Customers have been asking why Microsoft didn’t provide and automatic scaling feature and reason why not gives us an insight into the whole issue around scaling.
So when should we scale? The need to scale up and down comes in a number of forms or patterns. Simply put they can be considered to be either expected or unexpected. Unexpected patterns in load can be in bursts, ramps up or down or just completely random fluctuations. Expected patterns are typically linked to events such as Christmas, tax submission day or times of the day such as lunch hour or straight after work. So should we scale for both?
Obviously the expected patterns are an obvious target for ‘controlled scaling’ or even some form of auto-scaling. The unexpected patterns are a different challenge all together. To decide we must understand the impact the challenge has on our application and why it could be a problem. If we consider typical cause this helps to give us a better idea. For instance a sudden burst in customer traffic to a web site might simply have been a random event such as an unexpected mention in a blog or twitter! In planning for this we have to be careful not to over-anticipate. If we are measuring a 2 or 3 fold increase in visits to our site shouldn’t necessarily mean we spin up loads more web instances.
For unexpected ‘bursts’ or increases the most sensible approach is to asses this over a period of time say 2 or 3 hours. Then we can consider the best way of acting. It could be spin up more web or simply invoke an asynchronous approach to ensure we process data in the down time rather than keeping the user waiting.
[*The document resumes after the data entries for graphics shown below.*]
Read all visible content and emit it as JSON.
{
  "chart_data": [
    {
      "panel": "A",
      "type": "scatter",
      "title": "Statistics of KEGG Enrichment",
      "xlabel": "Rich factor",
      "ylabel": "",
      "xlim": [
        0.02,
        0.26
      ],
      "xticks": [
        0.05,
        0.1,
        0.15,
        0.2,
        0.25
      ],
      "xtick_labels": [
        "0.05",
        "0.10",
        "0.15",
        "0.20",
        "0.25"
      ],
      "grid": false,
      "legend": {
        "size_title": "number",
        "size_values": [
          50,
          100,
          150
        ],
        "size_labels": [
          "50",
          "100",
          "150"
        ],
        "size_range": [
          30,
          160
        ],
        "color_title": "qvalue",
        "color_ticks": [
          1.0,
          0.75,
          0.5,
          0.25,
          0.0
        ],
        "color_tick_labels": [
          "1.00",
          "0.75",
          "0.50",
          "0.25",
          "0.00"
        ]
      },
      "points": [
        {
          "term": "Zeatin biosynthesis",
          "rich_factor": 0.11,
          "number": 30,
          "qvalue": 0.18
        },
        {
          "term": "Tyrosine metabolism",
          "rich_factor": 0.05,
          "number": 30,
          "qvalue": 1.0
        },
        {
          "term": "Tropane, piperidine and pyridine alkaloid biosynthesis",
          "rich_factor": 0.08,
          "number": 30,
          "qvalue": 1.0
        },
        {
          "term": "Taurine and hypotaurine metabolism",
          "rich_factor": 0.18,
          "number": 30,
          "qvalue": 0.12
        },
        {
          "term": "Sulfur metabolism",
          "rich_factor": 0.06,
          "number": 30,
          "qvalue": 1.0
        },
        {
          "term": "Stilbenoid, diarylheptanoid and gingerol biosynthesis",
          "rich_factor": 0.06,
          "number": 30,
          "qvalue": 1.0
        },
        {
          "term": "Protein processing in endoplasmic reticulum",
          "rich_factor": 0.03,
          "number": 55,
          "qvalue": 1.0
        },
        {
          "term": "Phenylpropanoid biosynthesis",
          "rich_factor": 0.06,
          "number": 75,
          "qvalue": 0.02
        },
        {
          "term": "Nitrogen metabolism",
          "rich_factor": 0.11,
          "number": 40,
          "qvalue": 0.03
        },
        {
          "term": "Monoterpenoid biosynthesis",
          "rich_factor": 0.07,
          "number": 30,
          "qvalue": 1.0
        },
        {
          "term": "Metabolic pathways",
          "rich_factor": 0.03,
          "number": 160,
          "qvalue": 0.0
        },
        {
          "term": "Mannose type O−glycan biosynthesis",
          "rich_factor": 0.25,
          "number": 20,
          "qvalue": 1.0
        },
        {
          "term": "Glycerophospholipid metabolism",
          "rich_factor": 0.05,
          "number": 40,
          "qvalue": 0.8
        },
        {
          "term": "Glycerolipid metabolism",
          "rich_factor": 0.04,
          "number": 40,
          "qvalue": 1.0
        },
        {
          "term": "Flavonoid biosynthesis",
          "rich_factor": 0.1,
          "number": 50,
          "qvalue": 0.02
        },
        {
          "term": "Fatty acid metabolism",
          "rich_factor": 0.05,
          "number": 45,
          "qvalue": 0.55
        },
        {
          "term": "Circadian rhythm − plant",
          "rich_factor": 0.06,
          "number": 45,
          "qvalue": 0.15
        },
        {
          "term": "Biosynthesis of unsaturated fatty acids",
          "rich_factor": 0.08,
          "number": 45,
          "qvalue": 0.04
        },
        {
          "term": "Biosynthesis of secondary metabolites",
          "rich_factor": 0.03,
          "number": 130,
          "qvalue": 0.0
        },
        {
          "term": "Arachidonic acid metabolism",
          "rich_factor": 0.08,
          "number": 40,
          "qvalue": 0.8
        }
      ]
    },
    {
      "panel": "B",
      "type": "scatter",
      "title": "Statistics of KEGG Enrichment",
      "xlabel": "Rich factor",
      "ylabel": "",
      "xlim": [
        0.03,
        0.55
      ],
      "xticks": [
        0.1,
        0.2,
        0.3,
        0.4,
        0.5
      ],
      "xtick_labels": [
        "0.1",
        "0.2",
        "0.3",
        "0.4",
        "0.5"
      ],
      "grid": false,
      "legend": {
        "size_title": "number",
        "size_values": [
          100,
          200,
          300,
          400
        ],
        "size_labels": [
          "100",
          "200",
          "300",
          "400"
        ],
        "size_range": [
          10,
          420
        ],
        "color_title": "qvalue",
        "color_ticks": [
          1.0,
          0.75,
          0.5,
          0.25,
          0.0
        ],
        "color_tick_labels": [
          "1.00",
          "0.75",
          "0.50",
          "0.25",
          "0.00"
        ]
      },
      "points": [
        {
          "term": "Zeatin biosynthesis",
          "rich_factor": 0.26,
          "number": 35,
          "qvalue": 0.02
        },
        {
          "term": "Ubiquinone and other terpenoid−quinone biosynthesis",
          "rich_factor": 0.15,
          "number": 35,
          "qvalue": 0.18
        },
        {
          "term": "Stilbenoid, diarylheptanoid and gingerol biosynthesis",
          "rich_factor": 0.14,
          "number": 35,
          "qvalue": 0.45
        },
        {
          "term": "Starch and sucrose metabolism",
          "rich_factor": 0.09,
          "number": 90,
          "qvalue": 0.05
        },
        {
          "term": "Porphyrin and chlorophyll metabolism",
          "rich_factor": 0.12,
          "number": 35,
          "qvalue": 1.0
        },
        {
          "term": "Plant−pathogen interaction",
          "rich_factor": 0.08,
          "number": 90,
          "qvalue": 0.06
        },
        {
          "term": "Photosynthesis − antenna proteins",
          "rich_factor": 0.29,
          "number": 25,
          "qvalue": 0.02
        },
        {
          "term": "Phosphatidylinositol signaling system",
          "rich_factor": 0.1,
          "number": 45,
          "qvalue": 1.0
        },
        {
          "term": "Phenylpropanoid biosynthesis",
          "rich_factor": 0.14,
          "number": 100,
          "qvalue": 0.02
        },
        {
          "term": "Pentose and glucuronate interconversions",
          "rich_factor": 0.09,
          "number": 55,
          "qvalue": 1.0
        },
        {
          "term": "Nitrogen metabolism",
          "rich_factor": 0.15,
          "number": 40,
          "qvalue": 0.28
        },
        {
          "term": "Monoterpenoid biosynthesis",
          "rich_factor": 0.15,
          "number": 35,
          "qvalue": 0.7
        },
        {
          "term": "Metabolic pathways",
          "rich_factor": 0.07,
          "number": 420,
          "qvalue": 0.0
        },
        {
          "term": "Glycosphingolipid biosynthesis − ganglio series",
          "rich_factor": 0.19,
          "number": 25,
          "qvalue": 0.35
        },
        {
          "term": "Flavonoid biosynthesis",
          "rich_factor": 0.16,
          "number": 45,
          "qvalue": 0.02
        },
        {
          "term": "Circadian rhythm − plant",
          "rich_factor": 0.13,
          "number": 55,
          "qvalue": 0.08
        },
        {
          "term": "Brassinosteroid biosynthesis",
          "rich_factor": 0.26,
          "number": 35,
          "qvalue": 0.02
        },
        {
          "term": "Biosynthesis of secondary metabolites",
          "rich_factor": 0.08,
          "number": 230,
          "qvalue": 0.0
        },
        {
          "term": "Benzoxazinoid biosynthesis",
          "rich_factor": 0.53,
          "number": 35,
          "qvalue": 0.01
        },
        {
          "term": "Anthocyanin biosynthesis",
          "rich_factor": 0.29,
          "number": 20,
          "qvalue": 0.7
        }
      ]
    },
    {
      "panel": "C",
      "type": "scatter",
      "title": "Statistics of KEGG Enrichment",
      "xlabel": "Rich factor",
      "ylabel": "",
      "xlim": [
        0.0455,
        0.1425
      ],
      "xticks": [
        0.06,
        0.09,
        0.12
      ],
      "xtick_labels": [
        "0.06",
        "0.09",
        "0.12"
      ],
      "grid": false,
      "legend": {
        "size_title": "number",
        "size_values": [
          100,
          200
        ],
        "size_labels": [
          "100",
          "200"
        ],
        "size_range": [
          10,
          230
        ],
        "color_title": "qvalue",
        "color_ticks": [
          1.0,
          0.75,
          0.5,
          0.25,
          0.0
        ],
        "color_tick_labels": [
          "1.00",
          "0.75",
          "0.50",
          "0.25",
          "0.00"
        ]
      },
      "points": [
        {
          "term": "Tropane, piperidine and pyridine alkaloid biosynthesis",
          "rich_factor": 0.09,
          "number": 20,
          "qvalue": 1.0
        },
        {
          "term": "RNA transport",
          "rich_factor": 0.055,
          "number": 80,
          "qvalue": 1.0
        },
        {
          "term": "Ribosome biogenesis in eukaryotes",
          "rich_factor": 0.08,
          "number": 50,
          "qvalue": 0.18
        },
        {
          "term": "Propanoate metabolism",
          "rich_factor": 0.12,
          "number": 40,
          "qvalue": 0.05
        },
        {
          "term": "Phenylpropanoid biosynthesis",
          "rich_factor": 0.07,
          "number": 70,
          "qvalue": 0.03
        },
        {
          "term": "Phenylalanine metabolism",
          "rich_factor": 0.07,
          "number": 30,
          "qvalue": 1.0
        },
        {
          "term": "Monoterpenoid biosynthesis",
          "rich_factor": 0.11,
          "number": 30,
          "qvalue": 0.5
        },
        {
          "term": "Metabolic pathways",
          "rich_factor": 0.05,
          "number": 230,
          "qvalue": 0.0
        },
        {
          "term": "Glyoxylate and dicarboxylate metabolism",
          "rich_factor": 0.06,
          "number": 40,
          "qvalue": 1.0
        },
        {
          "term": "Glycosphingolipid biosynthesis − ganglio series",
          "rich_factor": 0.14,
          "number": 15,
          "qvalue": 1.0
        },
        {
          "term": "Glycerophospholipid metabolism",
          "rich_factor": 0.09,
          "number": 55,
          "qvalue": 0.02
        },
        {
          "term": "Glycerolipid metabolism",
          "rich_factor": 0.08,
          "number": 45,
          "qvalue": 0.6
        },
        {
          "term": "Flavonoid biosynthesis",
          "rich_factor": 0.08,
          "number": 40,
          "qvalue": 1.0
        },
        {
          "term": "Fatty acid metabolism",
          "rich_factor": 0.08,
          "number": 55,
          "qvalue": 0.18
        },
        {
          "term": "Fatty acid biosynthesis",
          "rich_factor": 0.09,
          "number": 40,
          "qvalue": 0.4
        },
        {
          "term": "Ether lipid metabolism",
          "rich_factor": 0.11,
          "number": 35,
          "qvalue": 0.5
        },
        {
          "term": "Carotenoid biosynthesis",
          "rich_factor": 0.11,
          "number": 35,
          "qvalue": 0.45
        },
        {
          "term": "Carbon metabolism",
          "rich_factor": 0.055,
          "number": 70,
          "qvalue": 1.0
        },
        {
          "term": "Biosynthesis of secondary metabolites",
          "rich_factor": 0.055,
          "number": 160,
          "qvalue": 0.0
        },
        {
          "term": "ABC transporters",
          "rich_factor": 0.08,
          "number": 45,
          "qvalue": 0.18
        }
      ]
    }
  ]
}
Finally, having been working with Azure for a couple of years here are some key thoughts around scaling:
- Don’t instantly react to ‘spikes’! It may be just that! Consider it takes 10 minutes to start a new work role – the spike could be gone even before the worker role has spun up! Consider other options in your code such as threading before scaling up that extra role.
- The process of scaling up or down takes a finite time – typically this is 10 to 15 minutes. Azure bills by the hour so to maximise the use I suggest you scale up no more than 10 minutes before the start of the next hour ensuring that you are not ‘burning’ your hour before the instance is up and running. Similarly plan the shut time before the end of the hour to ensure you don’t incur the charge for another hour!
- If you are going ‘automated’ the set sample times to be long enough to be meaningful and sensible upper and lower boundaries.
- Consider the events occurring that may cause increased access to your site. Prepare in advance rather than simply reacting are letting the automatic system do it.
- Lastly, treat Azure as any other resource: it must be managed , it must be measured and it must be monitored.